New research is showing that fiber—but not all fiber—may prevent or tame a painful gastrointestinal condition suffered by more than 50 percent of women.
Published recently in the American Journal of Gastroenterology, a study found that women who consumed more fiber-rich fruits and cereals had a reduced chance of developing diverticulitis, a common and painful bowel condition where small pockets along the intestinal lining become inflamed.
Low-fiber diets have long been linked with the condition, but this new study identifies that not all fiber sources have the same effect on diverticulitis risk. The researchers found that women getting more fiber from fruit and cereals, but not vegetables, were less likely to get diverticulitis. Further, they found that eating whole fruits like apples, pears, and prunes led to an even lower risk. On the other hand, fruit like bananas, peaches, plums, and pears did not influence risk.
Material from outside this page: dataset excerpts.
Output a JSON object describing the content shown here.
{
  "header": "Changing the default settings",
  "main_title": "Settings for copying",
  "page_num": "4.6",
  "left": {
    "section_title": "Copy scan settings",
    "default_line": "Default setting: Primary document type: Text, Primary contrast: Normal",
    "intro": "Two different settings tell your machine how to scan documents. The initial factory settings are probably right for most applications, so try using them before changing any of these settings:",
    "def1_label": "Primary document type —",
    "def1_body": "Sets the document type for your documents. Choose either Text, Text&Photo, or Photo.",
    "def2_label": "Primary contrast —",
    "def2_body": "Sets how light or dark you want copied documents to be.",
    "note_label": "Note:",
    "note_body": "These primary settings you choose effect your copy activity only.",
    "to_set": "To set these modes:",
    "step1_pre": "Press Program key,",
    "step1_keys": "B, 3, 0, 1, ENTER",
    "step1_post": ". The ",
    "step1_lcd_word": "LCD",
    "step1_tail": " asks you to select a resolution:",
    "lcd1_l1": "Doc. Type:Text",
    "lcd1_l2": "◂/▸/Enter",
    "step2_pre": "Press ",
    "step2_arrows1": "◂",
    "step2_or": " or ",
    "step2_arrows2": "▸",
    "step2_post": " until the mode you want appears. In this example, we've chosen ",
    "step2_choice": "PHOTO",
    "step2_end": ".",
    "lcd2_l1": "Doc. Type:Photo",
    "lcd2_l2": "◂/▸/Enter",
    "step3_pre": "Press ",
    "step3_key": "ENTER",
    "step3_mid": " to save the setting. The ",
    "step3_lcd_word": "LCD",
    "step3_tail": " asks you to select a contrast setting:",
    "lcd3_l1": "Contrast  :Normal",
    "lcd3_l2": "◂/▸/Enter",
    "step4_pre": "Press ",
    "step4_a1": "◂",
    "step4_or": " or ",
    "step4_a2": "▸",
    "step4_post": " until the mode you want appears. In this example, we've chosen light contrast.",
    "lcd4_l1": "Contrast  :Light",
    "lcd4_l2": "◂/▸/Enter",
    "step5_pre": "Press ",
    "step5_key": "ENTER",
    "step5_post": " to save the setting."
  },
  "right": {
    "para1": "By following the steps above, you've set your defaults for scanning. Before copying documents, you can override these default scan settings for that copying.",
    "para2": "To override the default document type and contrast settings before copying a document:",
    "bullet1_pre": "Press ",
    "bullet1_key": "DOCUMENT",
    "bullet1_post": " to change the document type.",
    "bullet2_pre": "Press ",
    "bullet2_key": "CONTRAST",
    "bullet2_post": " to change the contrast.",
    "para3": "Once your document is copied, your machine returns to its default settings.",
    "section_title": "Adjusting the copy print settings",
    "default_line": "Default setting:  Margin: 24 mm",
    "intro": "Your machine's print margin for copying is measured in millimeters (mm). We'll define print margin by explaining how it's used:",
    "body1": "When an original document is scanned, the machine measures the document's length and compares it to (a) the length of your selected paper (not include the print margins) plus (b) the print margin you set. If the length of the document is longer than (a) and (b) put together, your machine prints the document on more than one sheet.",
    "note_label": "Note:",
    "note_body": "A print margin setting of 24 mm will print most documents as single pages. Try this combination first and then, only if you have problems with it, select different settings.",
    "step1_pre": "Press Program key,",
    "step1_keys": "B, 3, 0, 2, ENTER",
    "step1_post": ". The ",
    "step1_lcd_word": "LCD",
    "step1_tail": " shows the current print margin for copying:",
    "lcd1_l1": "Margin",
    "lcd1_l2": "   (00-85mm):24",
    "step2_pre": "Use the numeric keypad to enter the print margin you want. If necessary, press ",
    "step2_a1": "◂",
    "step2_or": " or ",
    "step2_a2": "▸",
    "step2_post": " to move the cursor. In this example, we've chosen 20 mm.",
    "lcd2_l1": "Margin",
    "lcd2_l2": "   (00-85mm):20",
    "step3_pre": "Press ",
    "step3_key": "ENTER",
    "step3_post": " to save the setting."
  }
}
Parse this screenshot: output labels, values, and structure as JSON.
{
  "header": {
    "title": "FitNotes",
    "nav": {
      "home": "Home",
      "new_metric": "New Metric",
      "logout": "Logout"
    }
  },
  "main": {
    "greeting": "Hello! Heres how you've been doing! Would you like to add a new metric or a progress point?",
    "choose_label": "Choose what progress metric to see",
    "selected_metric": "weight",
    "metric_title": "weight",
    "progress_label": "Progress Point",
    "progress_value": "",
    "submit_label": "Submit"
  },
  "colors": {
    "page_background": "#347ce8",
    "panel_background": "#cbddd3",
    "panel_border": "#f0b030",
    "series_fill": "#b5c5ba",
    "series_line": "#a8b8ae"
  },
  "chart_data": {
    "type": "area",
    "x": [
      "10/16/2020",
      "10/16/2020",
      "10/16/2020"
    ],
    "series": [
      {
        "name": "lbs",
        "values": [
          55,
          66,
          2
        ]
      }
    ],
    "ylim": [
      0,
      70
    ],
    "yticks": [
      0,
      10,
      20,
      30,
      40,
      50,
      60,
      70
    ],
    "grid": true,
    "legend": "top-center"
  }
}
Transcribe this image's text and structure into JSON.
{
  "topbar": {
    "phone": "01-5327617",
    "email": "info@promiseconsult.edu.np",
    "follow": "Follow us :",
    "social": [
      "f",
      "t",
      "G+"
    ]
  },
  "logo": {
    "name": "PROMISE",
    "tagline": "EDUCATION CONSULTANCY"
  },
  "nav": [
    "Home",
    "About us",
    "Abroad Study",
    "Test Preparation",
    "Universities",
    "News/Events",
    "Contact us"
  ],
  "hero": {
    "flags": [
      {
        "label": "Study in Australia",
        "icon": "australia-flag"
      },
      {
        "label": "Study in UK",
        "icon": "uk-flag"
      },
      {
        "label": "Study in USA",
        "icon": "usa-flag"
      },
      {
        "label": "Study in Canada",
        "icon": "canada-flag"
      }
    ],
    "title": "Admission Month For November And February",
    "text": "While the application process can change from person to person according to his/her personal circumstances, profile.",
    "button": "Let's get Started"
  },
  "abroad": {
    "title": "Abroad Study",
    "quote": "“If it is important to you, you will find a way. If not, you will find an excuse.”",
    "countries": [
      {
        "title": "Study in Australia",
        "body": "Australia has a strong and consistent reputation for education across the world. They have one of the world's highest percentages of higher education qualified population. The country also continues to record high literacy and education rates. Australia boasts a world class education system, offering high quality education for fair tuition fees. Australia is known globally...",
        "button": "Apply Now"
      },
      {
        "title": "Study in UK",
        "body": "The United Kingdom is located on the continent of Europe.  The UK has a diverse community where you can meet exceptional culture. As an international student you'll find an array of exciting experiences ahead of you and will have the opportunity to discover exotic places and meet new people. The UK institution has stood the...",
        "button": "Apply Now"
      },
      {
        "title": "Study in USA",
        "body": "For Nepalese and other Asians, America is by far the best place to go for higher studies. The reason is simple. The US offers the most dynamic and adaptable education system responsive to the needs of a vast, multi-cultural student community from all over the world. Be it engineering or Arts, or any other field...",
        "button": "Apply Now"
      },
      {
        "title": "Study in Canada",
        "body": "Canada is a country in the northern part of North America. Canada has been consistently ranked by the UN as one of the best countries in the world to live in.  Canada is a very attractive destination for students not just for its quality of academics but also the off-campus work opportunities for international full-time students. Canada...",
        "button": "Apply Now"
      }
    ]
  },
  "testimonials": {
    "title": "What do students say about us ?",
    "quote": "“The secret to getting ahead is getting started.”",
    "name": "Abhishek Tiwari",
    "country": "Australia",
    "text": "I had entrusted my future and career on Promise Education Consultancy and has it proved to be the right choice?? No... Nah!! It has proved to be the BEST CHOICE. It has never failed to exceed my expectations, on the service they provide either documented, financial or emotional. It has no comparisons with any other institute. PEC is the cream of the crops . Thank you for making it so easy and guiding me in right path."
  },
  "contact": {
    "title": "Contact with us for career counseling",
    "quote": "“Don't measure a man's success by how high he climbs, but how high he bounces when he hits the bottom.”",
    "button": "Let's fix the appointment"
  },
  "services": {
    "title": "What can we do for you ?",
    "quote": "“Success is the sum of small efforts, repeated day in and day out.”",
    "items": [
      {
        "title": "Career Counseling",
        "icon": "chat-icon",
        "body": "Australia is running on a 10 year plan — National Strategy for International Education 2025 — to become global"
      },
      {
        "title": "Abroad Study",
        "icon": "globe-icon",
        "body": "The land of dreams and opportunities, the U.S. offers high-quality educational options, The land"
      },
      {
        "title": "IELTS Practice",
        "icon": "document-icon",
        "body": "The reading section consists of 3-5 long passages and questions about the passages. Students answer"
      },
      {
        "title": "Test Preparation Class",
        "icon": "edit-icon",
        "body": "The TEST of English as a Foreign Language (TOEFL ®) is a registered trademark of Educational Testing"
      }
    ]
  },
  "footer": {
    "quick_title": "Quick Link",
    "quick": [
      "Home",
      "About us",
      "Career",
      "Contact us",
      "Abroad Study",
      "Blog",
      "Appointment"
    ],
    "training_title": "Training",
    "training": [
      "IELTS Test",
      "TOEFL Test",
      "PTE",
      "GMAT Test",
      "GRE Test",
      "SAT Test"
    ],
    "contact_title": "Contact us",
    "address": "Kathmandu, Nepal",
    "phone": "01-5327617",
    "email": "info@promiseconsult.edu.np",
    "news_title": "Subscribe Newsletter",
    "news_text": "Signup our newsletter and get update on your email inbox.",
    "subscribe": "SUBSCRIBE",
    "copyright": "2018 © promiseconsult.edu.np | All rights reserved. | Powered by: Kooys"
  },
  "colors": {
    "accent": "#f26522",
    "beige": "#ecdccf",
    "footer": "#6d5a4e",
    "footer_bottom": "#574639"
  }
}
The study followed more than 50,000 women between the ages of 43 and 70. None had a history of diverticulitis or irritable bowel disease. Over the 24-year study period, 4,343 developed diverticulitis.
Compared to those consuming the least amount of fiber—about 13 grams (g) per day—those who ate the most—around 27 g per day—were 14-percent less likely to develop the condition. Those that got the most from fruit—about 1.7 g—were 17-percent less likely to get it than those who ate the least, which was about 1.3 g. Each additional serving of the fruit mentioned above was associated with another five-percent risk reduction.
Eating more cereal fiber also resulted in a lower risk.
Trying to get 25-28 grams of fiber per day is generally recommended for optimal health, but when it comes to diverticulitis, it appears that sources matter. Aim for four-to-five servings of whole fruit per day, and one or two servings of whole grains. Eat a serving of vegetables with every meal to boost fiber and micronutrient intake, and contribute to an overall healthful diet.